O Ministério Público de Mato Grosso (MPMT) ingressou com uma ação civil pública contra a Agência de Regulação dos Serviços Públicos Delegados (Ager-MT) e o Estado de Mato Grosso, por meio da Secretaria de Estado de Infraestrutura e Logística (Sinfra), para que a Justiça determine a regularização ou até mesmo a interrupção das atividades do ponto de embarque e desembarque conhecido como Rodoviária do Coxipó, em Cuiabá.

Segundo o MP, o espaço apresenta uma série de irregularidades estruturais, de segurança, higiene, acessibilidade e conservação, além de operar sem autorização administrativa formal vigente, colocando em risco milhares de usuários do transporte rodoviário intermunicipal.

Relatórios apontam diversas irregularidades

De acordo com a ação, inspeções técnicas identificaram infiltrações, trincas, má conservação da estrutura, falhas na prevenção e combate a incêndios, problemas nas instalações elétricas e hidráulicas, ausência de acessibilidade adequada, mobiliário inadequado e sinalização deficiente.

A ação é resultado de um inquérito civil instaurado em 2022 após denúncia da Sinart, concessionária responsável pela administração da Rodoviária Engenheiro Cássio Veiga de Sá, em Cuiabá.

A empresa informou ao Ministério Público que o local realizava embarques, desembarques e comercialização de passagens sem respaldo legal e em condições consideradas precárias.

Sinart questiona funcionamento do local

Conforme o gerente-geral da Sinart, Selmo de Oliveira, o chamado Terminal do Coxipó funciona sem autorização legal ou processo licitatório que ampare sua operação.

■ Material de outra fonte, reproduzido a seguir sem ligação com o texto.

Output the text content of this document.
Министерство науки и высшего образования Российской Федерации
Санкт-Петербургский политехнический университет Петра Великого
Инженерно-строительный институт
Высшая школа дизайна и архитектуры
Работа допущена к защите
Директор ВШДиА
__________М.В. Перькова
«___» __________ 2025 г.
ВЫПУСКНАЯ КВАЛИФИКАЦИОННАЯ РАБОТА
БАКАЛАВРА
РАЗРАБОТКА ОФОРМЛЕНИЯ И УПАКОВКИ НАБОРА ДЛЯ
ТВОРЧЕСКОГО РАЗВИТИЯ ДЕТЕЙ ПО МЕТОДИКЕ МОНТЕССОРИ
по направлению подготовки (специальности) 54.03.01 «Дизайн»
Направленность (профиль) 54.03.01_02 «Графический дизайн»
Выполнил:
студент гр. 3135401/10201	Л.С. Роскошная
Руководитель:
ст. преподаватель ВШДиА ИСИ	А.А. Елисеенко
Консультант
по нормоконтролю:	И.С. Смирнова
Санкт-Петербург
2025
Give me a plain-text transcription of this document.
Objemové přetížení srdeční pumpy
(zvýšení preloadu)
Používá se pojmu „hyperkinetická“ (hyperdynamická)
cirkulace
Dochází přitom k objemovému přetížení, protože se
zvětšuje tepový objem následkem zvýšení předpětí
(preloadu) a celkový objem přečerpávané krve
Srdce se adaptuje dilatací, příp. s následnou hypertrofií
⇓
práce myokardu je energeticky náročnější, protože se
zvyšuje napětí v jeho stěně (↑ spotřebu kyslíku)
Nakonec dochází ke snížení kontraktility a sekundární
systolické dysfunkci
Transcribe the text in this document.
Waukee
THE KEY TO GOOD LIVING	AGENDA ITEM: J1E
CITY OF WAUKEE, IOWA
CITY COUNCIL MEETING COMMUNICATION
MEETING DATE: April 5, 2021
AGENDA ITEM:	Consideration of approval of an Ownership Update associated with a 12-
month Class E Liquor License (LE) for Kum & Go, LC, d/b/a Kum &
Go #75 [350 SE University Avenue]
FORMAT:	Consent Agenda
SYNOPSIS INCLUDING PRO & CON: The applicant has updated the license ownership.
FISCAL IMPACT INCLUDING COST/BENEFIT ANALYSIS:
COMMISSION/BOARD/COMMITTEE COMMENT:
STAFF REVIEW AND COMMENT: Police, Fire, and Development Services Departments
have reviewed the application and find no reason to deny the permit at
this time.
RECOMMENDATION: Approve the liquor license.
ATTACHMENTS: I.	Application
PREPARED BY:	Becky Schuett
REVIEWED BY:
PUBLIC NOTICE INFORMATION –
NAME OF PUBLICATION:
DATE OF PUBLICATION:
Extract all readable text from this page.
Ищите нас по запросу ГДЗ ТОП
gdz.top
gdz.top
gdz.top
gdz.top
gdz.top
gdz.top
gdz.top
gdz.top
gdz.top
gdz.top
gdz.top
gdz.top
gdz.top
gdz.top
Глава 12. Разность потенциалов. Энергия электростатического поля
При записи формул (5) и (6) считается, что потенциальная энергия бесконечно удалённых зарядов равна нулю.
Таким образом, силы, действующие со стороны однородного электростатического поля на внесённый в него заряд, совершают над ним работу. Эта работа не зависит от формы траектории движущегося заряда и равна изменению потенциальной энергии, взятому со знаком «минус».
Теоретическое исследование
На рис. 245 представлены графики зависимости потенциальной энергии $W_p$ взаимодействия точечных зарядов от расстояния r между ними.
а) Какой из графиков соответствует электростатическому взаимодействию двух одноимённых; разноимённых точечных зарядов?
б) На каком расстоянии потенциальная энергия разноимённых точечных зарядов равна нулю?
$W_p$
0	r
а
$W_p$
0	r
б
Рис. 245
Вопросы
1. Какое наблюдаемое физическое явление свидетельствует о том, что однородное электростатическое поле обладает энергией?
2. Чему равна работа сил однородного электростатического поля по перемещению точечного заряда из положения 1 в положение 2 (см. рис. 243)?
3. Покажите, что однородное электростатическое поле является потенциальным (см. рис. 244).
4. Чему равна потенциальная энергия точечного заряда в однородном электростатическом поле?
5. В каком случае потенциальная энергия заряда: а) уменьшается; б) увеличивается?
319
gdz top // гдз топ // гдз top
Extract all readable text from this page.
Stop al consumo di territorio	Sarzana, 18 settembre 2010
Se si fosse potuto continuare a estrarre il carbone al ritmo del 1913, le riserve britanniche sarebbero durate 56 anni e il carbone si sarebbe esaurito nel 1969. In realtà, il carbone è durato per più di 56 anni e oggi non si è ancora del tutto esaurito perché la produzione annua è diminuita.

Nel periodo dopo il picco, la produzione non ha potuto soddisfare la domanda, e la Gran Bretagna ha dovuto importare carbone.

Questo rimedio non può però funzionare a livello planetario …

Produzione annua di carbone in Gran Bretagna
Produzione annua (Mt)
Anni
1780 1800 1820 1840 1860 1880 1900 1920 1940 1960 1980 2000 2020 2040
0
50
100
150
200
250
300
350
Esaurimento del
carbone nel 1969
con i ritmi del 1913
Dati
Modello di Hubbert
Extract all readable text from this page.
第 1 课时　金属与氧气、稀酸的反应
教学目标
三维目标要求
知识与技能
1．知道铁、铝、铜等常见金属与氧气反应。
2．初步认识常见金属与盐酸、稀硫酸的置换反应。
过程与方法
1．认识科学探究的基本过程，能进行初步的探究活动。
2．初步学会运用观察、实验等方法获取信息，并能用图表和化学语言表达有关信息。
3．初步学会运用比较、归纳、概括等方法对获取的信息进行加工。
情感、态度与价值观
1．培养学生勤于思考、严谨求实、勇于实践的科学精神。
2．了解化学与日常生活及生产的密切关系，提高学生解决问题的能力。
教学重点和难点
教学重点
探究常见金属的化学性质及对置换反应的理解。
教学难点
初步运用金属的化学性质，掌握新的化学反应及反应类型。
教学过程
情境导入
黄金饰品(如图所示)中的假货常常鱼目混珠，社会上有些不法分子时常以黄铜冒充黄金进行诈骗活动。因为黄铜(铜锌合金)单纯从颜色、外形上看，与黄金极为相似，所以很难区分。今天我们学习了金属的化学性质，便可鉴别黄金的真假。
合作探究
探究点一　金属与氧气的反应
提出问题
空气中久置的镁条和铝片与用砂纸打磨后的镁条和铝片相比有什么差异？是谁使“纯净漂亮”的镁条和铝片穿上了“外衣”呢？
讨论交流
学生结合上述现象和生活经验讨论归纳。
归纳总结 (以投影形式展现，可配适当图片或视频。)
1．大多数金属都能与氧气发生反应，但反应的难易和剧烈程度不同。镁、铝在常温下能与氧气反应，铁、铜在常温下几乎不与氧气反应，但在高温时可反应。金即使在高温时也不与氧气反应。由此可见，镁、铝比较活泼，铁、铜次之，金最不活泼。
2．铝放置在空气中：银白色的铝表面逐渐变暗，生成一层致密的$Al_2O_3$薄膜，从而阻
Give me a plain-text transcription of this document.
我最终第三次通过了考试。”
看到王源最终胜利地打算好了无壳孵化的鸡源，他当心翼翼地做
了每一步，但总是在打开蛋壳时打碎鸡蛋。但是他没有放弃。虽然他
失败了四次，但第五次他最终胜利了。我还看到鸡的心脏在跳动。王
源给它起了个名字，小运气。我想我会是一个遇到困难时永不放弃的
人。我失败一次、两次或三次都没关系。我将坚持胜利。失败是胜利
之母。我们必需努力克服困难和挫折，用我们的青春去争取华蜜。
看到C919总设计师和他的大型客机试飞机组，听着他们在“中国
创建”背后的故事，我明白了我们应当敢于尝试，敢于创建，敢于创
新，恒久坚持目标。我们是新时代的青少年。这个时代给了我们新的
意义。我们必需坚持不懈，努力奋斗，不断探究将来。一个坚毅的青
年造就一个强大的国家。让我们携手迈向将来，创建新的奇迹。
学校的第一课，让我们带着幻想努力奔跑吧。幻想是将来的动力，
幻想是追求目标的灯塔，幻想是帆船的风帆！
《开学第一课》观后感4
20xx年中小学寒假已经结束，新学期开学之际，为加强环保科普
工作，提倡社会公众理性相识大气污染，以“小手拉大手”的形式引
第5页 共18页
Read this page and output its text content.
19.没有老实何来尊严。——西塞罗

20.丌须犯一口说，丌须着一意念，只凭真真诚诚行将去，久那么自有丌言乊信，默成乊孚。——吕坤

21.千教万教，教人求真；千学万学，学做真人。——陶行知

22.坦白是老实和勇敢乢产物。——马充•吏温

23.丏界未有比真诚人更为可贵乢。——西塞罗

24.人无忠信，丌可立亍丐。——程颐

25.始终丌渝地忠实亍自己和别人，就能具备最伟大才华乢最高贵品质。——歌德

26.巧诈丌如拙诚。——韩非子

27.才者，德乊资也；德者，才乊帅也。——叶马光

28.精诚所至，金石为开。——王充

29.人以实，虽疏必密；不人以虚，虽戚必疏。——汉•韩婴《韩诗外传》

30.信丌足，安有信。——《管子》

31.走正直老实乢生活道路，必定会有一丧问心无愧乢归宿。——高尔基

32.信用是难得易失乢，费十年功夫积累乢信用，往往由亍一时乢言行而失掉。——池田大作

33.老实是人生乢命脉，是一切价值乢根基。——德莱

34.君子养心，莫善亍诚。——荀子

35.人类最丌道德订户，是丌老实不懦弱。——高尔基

Leia Também:  Mulher morre após ser esmagada por caminhonete enquanto retirava entulhos

Segundo ele, a Rodoviária Engenheiro Cássio Veiga de Sá é o único terminal oficialmente autorizado para atender linhas intermunicipais com origem, destino ou seção em Cuiabá, sendo o único apto a prestar o serviço de forma regular e segura.

Melhorias foram consideradas insuficientes

Durante a investigação, o Ministério Público realizou inspeções, audiências e reuniões com os órgãos envolvidos. Relatórios técnicos elaborados em 2024 e 2026 constataram que, embora algumas melhorias tenham sido implementadas — como instalação de novos assentos, bebedouro e extintores de incêndio —, as intervenções não foram suficientes para eliminar as irregularidades encontradas.

Segundo o MP, apesar das notificações encaminhadas e das reuniões realizadas ao longo dos últimos anos, a Ager e a Sinfra não adotaram medidas efetivas para solucionar os problemas.

A própria Ager reconheceu, conforme consta na ação, que o ponto de embarque não possui autorização administrativa formal em vigor e que sua utilização ocorre por liberalidade administrativa, considerando a importância do local para os moradores da região do Coxipó.

Mais de 3 mil passageiros por mês

O Ministério Público destaca que o espaço recebe, em média, mais de 3 mil usuários por mês.

Mesmo reconhecendo a relevância do ponto de embarque para a população, o órgão sustenta que a continuidade do funcionamento deve obedecer às normas previstas no marco regulatório do Sistema de Transporte Coletivo Rodoviário Intermunicipal de Passageiros, garantindo segurança, acessibilidade e condições adequadas de atendimento.

Leia Também:  Homem dorme com partes íntimas expostas dentro de veículo em avenida de MT

Ager diz que local não é terminal rodoviário

Em nota, a Ager-MT afirmou que o chamado “Terminal do Coxipó” não possui, tecnicamente, a condição de terminal rodoviário, sendo apenas um ponto de embarque e desembarque utilizado pelas empresas do transporte intermunicipal.

Segundo a agência, sua competência se restringe à fiscalização das operações realizadas pelas empresas de transporte, não abrangendo a infraestrutura do imóvel.

A Ager destacou ainda que o espaço é privado e não integra a concessão das rodoviárias estaduais administradas pela Sinfra, motivo pelo qual não possui competência legal para exigir obras, adequações estruturais ou melhorias nas instalações.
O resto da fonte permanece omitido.